Namun demikian, kenaikan harga tahu dan tempe tidak menyurutkan minat masyarakat untuk mengonsumsi tempe dan tahu. Pada kenyataannya banyak orang yang tetap membeli dan menjadikan tempe dan tahu sebagai makanan sehari-hari di saat melonjaknya harga kedelai, mereka bisa memahami kalau ukuran tempe dan tahu sekarang sedikit lebih kecil. "Pembeli masih tetep beli (tempe), paling cuma nanya harga doang. Diakalin kita sendiri aja dikecilin (ukuran tempe) atau gimana," tambahnya.
Kementerian Perdagangan berspekulasi bahwa penyebab kenaikan harga kedelai internasional dikarenakan China membeli begitu banyak kedelai guna mendukung reformasi peternakan babi di dalam negeri. Diperkirakan reformasi akan membutuhkan pasokan kedelai yang besar sebagai salah satu bahan baku pakan ternak. Oleh sebab Indonesia 80% sampai 90% bergantung pada pasokan kedelai impor, tentunya akan terkena dampak langsung. Khususnya produsen tahu dan tempe yang membutuhkan kira-kira 3 juta ton kedelai per tahun.
Di saat harga tahu dan tempe mengalami kenaikan yang begitu tinggi, ada salah satu pedagang di pasar yang justru memilih untuk tidak menaikkan harga tahu dan tempe yang dijualnya. Pedagang ini bernama Eko. Dia berdagang di Pasar Klandasan, Balikpapan. Eko merupakan salah satu pedagang tahu dan tempe yang sungkan untuk menaikkan harga jual.Â
Ia mengakui, walau harga kedelai mahal, tempe yang dijualnya tidak mengalami kenaikkan harga. Hal tersebut ia lakukan sebab ia khawatir, kalau ia menaikkan harga, nantinya ia bisa saja ditinggal pembeli. "Harga jualnya tetap, tapi pembelinya saat ini juga ikut menurun." ucapnya, dilansir dari Inibalikpapan.com Jaringan Suara.com, Jumat (4/3/2022).
Dirinya mengakui, sempat ada niatan untuk mengusahakan supaya komoditas yang dijualnya tetap memperoleh untung.
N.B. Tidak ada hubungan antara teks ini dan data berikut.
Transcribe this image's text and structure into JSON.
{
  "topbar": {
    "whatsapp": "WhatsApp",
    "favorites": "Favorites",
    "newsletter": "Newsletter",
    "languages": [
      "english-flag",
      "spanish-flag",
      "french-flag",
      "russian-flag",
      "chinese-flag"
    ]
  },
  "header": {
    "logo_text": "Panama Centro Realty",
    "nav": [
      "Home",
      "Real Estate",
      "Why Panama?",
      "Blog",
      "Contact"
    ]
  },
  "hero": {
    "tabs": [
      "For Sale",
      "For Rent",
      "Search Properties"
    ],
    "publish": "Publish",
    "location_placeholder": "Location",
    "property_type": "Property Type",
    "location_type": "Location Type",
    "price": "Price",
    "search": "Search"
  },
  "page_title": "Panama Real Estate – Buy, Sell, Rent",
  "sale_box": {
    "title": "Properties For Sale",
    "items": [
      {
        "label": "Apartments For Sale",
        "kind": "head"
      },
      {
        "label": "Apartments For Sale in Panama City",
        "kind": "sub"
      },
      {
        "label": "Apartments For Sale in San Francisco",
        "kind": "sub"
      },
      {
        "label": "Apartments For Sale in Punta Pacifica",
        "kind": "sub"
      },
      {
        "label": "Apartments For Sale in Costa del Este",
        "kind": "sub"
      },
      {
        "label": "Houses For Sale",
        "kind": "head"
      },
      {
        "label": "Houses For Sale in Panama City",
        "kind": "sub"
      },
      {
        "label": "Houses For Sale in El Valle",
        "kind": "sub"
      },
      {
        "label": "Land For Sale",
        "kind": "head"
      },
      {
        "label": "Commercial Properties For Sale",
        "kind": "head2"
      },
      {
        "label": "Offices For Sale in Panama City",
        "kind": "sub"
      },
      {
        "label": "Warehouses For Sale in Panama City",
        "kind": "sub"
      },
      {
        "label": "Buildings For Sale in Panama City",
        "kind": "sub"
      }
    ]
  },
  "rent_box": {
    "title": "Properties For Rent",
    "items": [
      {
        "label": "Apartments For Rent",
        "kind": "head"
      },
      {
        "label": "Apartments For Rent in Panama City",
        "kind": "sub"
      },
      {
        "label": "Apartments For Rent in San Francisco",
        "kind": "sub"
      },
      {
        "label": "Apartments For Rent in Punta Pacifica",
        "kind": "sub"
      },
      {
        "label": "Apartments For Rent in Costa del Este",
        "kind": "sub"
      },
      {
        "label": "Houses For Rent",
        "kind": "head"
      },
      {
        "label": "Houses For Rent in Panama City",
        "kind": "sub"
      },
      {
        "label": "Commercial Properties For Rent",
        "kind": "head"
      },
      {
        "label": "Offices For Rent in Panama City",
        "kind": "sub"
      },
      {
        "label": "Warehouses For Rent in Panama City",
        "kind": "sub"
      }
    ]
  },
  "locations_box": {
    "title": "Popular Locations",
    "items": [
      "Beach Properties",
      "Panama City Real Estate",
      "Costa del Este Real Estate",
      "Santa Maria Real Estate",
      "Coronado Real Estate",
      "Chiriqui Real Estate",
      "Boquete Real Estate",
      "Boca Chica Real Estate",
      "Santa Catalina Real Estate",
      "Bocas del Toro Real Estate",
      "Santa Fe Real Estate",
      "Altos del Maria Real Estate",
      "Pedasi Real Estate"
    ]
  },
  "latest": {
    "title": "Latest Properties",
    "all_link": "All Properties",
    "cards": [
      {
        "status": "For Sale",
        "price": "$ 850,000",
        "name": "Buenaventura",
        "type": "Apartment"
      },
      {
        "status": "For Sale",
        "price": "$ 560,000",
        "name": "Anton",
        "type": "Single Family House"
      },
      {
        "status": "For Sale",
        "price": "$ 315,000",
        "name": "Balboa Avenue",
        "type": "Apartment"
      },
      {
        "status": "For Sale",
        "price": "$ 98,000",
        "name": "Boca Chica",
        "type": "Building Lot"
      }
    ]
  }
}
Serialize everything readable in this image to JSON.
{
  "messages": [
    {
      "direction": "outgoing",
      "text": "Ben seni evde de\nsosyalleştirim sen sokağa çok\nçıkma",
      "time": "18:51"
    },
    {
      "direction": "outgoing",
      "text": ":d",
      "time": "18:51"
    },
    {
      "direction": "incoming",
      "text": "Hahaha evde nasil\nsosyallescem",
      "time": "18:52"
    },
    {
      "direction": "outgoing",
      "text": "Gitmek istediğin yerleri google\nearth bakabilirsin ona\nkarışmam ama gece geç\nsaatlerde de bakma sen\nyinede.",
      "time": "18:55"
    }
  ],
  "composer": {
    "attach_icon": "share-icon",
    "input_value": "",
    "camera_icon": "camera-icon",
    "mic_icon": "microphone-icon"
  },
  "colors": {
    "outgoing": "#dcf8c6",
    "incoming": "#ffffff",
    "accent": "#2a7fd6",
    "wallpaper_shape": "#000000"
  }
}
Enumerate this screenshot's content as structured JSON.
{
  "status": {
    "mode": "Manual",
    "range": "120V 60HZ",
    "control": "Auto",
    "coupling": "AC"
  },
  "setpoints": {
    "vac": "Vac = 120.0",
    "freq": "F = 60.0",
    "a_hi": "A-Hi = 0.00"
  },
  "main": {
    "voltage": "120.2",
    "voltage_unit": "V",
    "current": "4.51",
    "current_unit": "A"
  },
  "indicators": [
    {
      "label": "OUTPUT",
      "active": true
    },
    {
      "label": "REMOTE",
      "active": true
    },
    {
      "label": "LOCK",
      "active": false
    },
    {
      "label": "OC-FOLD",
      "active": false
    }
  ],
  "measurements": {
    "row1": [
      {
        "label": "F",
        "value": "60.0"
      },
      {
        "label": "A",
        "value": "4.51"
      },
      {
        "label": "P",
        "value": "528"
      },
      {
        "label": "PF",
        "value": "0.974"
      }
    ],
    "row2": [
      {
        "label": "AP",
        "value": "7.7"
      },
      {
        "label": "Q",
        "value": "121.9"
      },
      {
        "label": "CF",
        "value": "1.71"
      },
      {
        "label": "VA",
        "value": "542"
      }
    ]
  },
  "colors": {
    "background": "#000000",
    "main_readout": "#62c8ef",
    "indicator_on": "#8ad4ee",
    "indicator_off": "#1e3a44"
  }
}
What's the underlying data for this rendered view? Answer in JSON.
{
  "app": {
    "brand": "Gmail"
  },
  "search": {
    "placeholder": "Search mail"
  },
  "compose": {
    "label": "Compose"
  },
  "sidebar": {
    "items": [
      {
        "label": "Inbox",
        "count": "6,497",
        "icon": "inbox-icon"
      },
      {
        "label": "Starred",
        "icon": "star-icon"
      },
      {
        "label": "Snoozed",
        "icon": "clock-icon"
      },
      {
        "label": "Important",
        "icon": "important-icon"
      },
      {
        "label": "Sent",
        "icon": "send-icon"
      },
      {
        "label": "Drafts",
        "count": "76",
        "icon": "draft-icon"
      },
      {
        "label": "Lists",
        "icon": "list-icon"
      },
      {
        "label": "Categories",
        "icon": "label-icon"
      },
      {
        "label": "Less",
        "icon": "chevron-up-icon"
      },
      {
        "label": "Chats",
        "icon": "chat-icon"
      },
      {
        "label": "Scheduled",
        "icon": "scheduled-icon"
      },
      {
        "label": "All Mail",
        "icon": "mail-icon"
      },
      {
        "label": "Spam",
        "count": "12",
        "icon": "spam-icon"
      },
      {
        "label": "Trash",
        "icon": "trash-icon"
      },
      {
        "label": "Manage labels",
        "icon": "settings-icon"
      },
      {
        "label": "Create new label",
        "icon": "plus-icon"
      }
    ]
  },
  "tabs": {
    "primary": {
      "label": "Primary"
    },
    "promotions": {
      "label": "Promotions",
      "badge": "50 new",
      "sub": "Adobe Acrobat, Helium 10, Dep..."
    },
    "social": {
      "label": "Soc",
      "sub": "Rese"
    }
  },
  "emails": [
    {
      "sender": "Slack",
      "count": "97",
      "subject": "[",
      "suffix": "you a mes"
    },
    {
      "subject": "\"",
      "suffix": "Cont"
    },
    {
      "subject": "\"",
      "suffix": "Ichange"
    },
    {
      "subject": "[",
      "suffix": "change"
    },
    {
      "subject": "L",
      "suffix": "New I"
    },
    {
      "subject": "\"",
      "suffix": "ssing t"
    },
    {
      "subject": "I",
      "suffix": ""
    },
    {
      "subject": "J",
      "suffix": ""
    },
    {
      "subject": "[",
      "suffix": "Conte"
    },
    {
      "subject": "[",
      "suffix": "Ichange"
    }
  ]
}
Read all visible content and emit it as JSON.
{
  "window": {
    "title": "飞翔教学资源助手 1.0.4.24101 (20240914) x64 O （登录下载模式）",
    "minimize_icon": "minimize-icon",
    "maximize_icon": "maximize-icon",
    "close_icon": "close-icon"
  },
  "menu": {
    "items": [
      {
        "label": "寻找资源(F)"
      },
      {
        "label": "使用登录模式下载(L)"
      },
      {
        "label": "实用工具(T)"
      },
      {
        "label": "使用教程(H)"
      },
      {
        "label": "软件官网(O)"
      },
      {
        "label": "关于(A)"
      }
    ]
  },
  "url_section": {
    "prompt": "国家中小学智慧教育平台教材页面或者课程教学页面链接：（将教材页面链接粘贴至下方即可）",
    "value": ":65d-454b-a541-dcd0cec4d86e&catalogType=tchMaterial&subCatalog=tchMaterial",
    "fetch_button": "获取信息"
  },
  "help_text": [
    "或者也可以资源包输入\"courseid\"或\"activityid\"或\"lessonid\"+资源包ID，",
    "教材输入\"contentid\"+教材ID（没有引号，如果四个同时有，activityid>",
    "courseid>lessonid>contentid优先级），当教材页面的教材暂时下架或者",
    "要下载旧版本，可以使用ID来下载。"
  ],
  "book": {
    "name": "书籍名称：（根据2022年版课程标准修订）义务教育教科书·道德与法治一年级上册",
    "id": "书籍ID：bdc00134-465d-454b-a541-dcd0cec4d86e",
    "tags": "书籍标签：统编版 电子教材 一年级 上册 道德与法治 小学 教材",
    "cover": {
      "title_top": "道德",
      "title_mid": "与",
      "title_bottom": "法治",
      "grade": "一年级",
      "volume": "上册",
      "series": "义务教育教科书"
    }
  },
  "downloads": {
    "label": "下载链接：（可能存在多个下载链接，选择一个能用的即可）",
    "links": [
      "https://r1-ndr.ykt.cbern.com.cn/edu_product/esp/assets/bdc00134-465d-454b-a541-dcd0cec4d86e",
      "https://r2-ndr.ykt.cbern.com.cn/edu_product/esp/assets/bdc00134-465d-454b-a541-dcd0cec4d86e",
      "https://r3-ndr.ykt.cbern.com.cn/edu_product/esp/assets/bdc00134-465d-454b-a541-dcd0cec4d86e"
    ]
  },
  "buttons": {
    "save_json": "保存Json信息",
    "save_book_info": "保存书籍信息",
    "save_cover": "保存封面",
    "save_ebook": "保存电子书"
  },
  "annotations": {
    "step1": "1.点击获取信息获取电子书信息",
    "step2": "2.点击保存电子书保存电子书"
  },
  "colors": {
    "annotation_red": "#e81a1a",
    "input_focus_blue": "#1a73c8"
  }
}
Tetapi hal itu tidak jadi dilakukan olehnya, pasalnya ia bingung bagaimana cara mengakalinya. Alhasil ia memilih solusi lain yaitu dengan menurunkan jumlah produksi, tetapi harga jual yang digunakan tetap sama. "Kalau ukurannya dikurangi nanti tambah ditinggal pembeli (karena) kok makin kecil (ukuran tempenya). Dalam sehari paling mengolah 100 kg kedelai jadi tempe," ujar terakhirnya.